29 mai 2026

Caravane dans votre jardin : attention à la règle des 3 mois

Installer une caravane dans son jardin peut sembler anodin, notamment pour accueillir des amis ou des petits-enfants en été. Cependant, le Code de l’urbanisme, validé par le Conseil d’État, impose une règle précise : sur le terrain où se trouve votre résidence, le stationnement d’une caravane est autorisé seulement pendant 3 mois par an.

Au-delà de cette limite, à partir du 91e jour cumulé, la caravane n’est plus considérée comme un simple véhicule, mais comme une installation nécessitant une autorisation préalable.

Selon le site officiel Service-Public.fr, une caravane est un véhicule terrestre habitable, mobile et autorisé à circuler.
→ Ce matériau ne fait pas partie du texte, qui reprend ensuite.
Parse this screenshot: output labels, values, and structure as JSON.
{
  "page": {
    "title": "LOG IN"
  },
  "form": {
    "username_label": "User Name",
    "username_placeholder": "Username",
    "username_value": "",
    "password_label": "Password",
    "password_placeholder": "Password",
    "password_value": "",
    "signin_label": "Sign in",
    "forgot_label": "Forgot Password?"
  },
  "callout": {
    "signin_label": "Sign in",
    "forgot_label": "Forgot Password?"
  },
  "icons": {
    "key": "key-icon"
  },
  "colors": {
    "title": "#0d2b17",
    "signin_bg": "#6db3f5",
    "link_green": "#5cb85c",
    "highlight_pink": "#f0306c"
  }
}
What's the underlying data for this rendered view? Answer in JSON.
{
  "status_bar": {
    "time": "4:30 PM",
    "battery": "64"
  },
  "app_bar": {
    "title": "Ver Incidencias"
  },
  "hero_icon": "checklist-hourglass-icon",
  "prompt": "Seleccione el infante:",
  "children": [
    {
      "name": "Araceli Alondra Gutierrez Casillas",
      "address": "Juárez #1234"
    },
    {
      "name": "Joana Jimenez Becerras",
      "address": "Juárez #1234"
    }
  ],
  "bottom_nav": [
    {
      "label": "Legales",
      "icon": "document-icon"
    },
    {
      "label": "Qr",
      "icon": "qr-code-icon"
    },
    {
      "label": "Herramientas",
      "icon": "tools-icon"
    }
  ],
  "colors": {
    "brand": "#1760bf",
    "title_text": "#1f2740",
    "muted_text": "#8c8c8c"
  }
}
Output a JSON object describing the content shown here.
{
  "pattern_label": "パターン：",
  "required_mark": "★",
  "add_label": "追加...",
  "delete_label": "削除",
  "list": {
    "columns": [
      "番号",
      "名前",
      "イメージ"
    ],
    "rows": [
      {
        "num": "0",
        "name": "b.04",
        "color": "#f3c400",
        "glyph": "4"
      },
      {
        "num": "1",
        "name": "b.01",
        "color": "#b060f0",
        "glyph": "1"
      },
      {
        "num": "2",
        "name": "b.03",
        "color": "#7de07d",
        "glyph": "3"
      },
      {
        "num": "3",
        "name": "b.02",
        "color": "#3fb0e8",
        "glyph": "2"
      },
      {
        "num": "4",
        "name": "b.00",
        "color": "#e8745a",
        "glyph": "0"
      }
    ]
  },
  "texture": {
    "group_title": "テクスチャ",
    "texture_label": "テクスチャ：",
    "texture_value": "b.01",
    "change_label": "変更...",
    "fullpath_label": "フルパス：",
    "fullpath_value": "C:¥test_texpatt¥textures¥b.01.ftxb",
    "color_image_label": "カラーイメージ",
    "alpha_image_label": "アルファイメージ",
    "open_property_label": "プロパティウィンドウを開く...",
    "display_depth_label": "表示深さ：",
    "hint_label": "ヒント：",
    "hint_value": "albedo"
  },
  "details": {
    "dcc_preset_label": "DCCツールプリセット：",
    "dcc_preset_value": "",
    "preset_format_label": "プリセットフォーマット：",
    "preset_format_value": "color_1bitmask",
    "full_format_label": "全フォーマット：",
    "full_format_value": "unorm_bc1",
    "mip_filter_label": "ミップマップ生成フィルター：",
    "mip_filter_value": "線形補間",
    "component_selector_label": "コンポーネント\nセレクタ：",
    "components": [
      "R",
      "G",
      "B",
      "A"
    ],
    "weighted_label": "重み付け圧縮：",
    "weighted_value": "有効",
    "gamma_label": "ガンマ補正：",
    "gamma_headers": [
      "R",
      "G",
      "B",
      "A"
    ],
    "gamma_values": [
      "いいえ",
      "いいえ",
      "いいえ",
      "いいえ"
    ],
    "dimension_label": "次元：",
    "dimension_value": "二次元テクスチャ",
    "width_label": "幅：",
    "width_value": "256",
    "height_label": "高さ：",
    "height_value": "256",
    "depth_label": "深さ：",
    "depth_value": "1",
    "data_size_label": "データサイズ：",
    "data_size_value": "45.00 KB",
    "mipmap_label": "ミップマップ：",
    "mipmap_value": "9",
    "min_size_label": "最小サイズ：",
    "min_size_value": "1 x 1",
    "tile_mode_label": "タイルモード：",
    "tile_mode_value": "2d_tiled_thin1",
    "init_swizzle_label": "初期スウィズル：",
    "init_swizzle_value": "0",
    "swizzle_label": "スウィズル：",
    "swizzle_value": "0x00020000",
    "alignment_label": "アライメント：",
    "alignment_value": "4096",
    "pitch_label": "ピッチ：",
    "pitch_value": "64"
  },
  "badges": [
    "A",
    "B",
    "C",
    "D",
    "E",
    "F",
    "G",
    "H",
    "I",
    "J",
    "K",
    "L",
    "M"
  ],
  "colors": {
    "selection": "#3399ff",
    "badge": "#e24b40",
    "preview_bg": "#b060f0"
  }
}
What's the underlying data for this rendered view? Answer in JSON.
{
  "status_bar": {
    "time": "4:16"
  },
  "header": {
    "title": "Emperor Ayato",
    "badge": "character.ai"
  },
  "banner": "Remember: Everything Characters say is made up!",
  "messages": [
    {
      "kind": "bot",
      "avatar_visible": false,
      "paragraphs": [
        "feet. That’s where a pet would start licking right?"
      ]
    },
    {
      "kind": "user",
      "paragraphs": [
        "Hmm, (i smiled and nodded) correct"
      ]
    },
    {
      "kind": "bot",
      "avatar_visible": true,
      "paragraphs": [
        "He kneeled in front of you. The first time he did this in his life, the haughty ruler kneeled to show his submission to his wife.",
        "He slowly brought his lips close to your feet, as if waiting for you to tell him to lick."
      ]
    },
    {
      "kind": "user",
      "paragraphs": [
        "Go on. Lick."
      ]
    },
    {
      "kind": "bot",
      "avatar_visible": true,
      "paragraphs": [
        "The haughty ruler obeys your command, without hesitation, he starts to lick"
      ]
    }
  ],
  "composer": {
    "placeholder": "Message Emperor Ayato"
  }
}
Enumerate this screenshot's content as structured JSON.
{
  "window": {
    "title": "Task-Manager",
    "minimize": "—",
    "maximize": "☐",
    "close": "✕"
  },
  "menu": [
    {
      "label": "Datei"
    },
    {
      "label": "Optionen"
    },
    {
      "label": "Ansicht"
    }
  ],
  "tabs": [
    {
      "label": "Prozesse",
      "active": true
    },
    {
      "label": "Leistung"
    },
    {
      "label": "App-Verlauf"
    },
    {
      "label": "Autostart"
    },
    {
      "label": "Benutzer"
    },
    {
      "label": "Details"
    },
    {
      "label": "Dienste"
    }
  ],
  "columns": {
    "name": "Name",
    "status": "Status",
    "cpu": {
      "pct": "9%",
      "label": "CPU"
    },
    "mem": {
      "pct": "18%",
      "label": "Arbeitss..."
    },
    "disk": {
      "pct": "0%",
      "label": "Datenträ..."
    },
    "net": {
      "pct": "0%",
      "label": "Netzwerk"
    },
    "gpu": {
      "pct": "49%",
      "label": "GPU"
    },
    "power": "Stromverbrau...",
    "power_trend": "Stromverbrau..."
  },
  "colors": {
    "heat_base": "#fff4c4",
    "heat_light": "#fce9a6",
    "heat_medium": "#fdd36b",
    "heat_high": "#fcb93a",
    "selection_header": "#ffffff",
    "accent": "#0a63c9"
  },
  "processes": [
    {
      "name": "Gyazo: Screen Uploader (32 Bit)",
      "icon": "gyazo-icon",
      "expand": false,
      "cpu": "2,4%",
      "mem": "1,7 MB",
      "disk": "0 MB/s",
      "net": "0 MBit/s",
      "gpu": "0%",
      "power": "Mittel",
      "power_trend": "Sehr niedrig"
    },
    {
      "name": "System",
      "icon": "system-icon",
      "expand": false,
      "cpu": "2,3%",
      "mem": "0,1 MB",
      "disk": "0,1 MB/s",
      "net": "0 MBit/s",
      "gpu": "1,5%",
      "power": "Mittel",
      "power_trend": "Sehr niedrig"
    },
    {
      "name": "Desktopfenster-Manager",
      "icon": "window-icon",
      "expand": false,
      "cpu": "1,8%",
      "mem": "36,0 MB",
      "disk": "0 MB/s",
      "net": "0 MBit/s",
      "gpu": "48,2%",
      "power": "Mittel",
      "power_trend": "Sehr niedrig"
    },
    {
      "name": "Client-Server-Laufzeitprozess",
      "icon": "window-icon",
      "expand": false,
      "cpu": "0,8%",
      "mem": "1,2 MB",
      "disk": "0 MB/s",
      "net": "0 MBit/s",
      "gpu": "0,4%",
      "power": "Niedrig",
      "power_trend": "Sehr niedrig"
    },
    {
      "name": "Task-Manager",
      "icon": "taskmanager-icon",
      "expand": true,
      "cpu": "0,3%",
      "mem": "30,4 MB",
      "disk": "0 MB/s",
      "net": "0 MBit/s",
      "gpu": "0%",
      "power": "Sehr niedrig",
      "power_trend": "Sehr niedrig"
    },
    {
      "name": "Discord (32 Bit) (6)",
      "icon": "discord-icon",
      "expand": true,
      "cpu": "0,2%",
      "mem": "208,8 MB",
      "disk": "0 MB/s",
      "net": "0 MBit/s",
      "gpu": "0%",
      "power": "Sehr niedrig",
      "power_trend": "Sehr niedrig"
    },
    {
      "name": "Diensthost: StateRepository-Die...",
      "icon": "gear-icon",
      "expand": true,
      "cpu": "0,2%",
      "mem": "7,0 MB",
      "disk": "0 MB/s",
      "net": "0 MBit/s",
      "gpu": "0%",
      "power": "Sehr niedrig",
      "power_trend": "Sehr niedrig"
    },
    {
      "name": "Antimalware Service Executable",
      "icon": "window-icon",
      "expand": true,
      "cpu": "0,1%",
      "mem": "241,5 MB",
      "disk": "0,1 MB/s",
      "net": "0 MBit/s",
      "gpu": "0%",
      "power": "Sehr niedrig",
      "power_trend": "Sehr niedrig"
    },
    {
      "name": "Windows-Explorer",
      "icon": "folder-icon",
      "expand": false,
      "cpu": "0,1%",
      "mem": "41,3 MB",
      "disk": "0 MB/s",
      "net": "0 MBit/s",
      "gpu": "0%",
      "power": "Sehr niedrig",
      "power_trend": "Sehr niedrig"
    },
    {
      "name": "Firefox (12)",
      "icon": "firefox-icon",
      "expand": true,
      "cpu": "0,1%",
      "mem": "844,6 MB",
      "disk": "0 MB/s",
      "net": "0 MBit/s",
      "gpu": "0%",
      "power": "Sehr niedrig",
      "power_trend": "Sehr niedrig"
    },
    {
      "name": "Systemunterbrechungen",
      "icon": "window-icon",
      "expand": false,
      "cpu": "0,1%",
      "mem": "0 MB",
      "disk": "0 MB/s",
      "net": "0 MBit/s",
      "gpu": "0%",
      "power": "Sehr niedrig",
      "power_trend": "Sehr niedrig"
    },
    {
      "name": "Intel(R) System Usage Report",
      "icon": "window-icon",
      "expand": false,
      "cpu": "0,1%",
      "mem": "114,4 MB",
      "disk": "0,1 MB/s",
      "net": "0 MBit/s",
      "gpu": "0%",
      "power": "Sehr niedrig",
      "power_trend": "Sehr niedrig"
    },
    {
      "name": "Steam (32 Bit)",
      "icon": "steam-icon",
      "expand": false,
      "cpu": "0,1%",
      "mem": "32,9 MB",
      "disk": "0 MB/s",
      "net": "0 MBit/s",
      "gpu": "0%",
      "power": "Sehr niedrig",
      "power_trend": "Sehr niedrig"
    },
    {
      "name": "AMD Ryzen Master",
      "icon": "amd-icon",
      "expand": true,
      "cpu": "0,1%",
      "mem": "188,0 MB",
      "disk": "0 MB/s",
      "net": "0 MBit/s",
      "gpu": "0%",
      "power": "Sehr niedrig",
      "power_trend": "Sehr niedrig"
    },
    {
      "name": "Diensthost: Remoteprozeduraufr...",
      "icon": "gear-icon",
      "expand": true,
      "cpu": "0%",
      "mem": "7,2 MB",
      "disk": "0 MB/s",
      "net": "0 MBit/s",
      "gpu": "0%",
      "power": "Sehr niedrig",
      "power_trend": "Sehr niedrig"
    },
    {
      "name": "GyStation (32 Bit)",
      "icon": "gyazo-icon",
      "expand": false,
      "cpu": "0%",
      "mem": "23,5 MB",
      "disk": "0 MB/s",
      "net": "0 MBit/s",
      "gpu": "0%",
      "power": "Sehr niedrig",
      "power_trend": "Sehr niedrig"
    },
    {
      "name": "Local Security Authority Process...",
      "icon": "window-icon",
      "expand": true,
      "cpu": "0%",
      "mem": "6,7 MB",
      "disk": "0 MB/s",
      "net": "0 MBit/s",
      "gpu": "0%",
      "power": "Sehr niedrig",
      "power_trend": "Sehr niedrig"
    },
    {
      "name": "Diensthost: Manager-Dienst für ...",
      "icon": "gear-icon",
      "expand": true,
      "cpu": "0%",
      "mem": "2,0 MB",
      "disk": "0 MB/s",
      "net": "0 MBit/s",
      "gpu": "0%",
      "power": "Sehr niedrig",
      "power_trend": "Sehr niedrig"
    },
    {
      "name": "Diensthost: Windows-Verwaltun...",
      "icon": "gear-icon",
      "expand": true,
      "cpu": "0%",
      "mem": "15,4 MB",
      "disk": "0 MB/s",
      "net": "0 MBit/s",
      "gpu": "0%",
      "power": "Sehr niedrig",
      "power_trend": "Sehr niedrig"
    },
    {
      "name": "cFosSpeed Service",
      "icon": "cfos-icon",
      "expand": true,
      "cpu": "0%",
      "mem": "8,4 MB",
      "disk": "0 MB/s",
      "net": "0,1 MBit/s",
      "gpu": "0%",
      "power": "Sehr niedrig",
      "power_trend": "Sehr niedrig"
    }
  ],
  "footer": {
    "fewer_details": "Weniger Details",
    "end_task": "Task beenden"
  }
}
En France, la règle des 3 mois signifie qu’une caravane dans le jardin peut rester sur le terrain de la résidence principale au maximum 3 mois par année civile, que ce soit en une seule fois ou en plusieurs périodes. Au-delà, une formalité d’urbanisme devient obligatoire. Attention, car le décompte peut parfois aller plus vite qu’on ne le pense.

Caravane dans le jardin : la loi des 3 mois expliquée

Ce principe est inscrit dans les articles R*421-1 et R*421-23 du Code de l’urbanisme, complétés par les articles R111-47 à R111-50, qui définissent également ce qu’est une caravane. Toutes les périodes de présence dans l’année civile se cumulent. Par exemple, quelques week-ends au printemps, trois semaines en été ou des vacances en automne suffisent à atteindre presque 90 jours. Peu importe que personne n’y dorme : l’administration regarde d’abord le temps de stationnement sur le terrain attenant à la résidence.

Que se passe-t-il si la caravane dépasse le 91e jour ?

Après le 91e jour, la caravane est juridiquement assimilée à une installation fixe. Elle sort du simple stationnement pour entrer dans la catégorie des « constructions » au sens large. Il devient alors obligatoire de faire une déclaration préalable en mairie, comme l’indique le portail officiel Service-Public.fr. Déplacer la caravane de quelques mètres ou la faire tourner dans le jardin ne remet pas le compteur à zéro, car le calcul se fait de façon cumulative sur l’année civile.

En cas de dépassement sans autorisation, vous risquez une infraction au Code de l’urbanisme (article L480-4). Le tribunal peut ordonner la remise en état du terrain et prononcer une amende, qui peut atteindre plusieurs milliers d’euros. Sur certains terrains sensibles, comme les sites classés ou les zones patrimoniales, la tolérance peut être encore plus courte, parfois seulement 15 jours, ce qui rend le calcul du 91e jour théorique.

Caravane dans le jardin : conseils pour éviter l’infraction

Pour respecter la réglementation, la première étape consiste à tenir un registre précis des jours où la caravane est présente sur votre propriété. Il est également conseillé de consulter le plan local d’urbanisme (PLU) et de se renseigner auprès de la mairie pour vérifier si votre terrain n’est pas en zone protégée ou très encadrée.

En cas d’usage prolongé, il peut être judicieux d’envisager un hivernage extérieur ou de louer un emplacement dans un garage ou une aire d’hivernage dès que vous approchez des 3 mois.

  • Louez un emplacement en garage ou en aire d’hivernage pour éviter de dépasser la limite.
  • Ne faites pas de la caravane une chambre d’appoint permanente, sous peine de la requalifier en annexe taxable.
  • Notez que le mobil-home est soumis à un encadrement beaucoup plus strict, et son installation dans un jardin, hors terrains spécialisés, est généralement interdite.